Como não poderia pedir ajuda ao Padre Cícero, sempre invocado pelos nordestinos para trazer chuva para o semiárido, pois não sabe onde nasceu, no Ceará, nem onde fica sua estátua (em Juazeiro do Norte, onde viveu e morreu Padre Cícero Romão Batista), quem sabe, diante do enorme desafio, poderia ter deixado as rusgas de lado e apelar para a Igreja Universal do Reino de Deus, do bispo Edir Macedo. O chefão da Universal se distanciou de Jair Bolsonaro quando a atuação do governo brasileiro para resolver o imbróglio da expulsão e perda de dinheiro e poder dos pastores da IURD em Angola, cujo faturamento da franquia local foi assumida por pastores angolanos. Não era ação para o Itamaraty. O máximo que Bolsonaro fez foi indicar o ex-prefeito do Rio, Marcelo Crivella, pastor licenciado da igreja do tio Edir Macedo, ao cargo de embaixador do Brasil na África do Sul, para, de lá, gestionar pelos domínios da IURD no país vizinho. Mas a indicação foi recusada pelo governo de Cyril Ramaphosa e a IURD ameaçou romper com Bolsonaro, até mesmo veiculando notícias contra o governo na Rede Record, emissora controlada pela IURD.

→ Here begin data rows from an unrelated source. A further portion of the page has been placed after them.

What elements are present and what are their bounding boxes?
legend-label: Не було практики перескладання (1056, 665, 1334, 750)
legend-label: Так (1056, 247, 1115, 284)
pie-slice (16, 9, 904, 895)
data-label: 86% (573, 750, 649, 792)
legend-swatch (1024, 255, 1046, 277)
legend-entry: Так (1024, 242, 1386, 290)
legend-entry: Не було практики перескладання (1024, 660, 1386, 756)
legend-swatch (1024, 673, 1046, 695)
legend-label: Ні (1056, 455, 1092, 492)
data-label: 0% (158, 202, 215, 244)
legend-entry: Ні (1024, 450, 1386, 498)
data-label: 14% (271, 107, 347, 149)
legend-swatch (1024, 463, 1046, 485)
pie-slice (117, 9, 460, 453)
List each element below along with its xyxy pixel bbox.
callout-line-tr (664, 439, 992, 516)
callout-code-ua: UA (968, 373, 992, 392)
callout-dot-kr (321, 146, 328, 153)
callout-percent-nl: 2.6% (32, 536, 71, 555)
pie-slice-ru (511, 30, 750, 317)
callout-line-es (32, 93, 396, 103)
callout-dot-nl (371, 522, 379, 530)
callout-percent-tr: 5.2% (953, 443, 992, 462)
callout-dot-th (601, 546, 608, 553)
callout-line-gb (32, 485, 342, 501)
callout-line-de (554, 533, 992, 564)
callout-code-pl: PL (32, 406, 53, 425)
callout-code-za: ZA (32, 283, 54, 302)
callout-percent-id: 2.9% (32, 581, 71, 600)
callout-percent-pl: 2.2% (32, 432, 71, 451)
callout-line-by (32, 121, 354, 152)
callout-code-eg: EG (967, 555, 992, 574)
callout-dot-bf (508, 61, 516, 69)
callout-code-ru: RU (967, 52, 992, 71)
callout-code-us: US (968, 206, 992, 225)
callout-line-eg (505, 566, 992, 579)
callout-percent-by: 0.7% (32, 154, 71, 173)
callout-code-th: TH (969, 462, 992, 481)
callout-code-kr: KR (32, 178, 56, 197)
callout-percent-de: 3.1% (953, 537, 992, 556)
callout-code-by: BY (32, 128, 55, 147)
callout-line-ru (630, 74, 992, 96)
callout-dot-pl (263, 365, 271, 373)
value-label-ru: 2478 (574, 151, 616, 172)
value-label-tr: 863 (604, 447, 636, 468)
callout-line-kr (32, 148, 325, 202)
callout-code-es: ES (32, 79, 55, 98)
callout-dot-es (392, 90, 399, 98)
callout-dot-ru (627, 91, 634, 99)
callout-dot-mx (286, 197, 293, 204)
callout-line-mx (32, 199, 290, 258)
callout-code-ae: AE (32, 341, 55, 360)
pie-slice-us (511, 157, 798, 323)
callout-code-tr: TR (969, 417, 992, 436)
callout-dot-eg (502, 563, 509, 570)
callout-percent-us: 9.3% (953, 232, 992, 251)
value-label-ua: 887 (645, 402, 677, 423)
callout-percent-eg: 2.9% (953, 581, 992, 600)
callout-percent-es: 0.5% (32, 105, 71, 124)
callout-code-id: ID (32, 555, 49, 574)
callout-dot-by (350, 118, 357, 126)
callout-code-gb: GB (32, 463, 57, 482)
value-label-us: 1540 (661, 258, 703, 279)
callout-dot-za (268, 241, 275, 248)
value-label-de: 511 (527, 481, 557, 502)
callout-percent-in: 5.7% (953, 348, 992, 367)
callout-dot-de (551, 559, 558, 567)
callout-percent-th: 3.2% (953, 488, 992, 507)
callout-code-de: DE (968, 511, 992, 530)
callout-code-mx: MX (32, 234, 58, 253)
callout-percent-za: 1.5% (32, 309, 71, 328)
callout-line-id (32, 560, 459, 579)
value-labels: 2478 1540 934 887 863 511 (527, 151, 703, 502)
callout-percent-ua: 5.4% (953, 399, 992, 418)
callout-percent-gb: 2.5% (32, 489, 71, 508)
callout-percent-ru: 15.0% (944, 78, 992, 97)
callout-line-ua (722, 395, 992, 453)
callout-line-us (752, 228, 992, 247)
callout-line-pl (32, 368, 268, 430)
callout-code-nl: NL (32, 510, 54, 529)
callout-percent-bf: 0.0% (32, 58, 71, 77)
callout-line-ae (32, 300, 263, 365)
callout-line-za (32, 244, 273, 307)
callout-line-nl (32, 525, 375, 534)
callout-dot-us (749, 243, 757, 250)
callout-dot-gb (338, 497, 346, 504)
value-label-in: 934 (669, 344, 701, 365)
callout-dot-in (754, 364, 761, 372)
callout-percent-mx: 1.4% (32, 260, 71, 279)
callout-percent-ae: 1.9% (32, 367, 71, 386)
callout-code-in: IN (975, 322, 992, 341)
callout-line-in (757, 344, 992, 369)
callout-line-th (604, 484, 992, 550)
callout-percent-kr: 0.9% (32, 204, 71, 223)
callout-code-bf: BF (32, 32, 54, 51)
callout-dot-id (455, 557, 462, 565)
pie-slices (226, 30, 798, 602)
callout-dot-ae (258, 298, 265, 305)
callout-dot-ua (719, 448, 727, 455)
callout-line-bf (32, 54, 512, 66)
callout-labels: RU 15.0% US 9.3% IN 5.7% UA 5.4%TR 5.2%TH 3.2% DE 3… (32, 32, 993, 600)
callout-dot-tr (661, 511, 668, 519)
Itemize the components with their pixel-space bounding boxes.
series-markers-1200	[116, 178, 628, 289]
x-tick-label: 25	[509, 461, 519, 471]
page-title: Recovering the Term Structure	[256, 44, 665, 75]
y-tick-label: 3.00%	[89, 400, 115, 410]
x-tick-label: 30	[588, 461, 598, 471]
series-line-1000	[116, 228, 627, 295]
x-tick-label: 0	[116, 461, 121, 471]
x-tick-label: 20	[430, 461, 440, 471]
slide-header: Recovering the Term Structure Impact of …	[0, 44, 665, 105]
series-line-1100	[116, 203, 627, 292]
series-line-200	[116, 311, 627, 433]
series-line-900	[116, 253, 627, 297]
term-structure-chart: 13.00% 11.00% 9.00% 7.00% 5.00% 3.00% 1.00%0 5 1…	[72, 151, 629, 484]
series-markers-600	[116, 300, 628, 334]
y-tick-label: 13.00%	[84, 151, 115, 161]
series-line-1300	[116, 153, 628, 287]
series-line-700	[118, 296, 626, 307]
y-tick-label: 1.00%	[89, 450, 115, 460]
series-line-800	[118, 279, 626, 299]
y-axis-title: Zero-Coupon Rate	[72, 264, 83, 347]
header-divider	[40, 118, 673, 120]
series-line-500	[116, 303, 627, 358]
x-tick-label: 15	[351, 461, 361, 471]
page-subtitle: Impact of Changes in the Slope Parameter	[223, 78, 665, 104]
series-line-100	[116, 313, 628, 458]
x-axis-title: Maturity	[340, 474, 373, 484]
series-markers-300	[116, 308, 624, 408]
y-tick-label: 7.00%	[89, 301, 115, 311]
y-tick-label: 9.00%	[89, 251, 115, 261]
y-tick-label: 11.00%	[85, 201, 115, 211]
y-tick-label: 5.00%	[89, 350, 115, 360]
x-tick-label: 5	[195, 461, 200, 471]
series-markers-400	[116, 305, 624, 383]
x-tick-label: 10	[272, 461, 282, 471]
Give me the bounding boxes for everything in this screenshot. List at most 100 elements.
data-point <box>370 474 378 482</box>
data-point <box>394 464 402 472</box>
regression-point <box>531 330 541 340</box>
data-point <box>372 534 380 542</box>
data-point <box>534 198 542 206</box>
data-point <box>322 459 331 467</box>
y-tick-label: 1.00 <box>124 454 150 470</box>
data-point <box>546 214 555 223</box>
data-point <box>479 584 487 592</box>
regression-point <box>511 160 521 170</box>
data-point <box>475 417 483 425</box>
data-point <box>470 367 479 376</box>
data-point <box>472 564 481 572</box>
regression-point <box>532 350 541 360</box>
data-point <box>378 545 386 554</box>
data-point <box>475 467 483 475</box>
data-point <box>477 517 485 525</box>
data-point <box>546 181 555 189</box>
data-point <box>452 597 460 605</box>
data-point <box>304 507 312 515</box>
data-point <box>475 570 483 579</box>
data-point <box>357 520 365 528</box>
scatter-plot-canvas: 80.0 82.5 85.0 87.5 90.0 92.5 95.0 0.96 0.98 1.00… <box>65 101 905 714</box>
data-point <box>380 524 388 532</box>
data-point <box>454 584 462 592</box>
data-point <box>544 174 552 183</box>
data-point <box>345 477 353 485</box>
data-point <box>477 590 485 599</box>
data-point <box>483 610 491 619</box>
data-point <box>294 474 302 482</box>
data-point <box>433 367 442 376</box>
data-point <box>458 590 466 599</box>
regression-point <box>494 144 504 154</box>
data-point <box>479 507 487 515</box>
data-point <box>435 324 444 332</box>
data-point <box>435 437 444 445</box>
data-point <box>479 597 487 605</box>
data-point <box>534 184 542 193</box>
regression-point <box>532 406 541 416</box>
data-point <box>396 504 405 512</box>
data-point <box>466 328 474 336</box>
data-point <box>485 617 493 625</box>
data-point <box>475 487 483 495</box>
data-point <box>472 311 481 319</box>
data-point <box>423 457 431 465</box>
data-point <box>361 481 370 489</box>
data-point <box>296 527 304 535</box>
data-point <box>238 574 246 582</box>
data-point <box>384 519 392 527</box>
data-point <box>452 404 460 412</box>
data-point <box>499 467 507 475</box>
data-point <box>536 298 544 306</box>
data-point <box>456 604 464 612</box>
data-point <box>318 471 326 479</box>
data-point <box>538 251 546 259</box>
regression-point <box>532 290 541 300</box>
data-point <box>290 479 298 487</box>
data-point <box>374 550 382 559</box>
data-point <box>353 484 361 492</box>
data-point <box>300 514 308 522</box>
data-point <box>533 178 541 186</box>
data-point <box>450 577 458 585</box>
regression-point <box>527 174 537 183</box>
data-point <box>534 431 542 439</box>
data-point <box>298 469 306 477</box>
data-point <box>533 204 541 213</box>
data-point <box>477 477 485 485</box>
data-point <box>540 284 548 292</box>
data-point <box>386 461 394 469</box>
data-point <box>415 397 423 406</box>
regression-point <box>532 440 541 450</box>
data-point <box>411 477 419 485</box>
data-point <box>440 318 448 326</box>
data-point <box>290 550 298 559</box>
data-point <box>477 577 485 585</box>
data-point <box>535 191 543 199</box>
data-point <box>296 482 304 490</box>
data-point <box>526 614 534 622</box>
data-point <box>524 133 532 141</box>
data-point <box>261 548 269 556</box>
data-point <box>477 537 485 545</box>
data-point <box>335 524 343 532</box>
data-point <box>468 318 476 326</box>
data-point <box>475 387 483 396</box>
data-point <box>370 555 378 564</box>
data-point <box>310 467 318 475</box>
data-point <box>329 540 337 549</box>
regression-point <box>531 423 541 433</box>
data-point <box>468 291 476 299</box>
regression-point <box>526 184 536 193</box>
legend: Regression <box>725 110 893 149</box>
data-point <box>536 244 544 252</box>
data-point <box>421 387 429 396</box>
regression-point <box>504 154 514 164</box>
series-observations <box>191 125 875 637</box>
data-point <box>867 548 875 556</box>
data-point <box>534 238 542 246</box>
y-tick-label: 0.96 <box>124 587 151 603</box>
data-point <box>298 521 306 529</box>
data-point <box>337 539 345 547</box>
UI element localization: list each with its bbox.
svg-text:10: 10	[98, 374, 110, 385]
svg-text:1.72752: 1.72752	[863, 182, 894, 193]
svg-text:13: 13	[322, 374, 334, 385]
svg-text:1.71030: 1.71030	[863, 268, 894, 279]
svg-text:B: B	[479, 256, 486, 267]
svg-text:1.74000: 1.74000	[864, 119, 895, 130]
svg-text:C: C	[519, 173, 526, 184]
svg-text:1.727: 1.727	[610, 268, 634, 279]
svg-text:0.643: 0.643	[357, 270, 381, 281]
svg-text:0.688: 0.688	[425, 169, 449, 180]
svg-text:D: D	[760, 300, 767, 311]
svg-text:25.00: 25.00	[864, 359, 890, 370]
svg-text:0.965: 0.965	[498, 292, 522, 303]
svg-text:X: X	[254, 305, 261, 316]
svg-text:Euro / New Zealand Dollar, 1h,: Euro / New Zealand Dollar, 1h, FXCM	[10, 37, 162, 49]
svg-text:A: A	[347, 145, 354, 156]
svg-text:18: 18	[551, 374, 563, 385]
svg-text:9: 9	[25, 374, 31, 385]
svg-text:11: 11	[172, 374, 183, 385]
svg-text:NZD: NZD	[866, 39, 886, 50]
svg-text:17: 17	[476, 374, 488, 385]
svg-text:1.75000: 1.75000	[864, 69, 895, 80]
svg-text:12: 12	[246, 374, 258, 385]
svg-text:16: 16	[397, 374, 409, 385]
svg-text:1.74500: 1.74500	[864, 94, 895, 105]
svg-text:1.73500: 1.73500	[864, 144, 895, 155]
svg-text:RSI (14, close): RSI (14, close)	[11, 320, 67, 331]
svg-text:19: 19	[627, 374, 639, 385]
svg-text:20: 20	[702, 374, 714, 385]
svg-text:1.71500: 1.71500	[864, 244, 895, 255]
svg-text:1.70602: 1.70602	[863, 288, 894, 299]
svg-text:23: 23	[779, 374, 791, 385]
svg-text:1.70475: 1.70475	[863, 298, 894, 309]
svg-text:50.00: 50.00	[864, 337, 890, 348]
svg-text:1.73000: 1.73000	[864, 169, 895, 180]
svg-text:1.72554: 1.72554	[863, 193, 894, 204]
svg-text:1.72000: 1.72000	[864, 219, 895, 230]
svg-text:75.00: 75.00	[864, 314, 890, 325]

Na entrevista coletiva, no quartel do Exército na cidade imperial, após a visita de 6ª feira do presidente a Petrópolis, em voo de helicóptero tão logo desembarcou da visita à Hungria no Galeão, a paz entre a IURD e o presidente Jair Messias Bolsonaro foi anunciada indiretamente pelo mestre de cerimônias, que mostrou se tratar de ato da campanha pela reeleição, ao recrutar os jornalistas de emissoras amigas presentes ao encontro (boa parte da imprensa estava lá, mas o locutor pediu a identificação dos representantes da Jovem-Pan, Record, SBT, emissora de Silvio Santos, sogro de seu ministro das Comunicações, Fábio Faria, e CNN). A Band, também chamada, não estava presente no momento. As demais não foram autorizadas a fazer perguntas. O que valia era sair bem na foto para os eleitores do Estado do Rio, 3º colégio eleitoral do país, que lhe deu 67,95% dos votos válidos em 2018, mais do que o dobro dos 32,05% de Fernando Haddad. Em Petrópolis conquistou 74,20% dos votos válidos.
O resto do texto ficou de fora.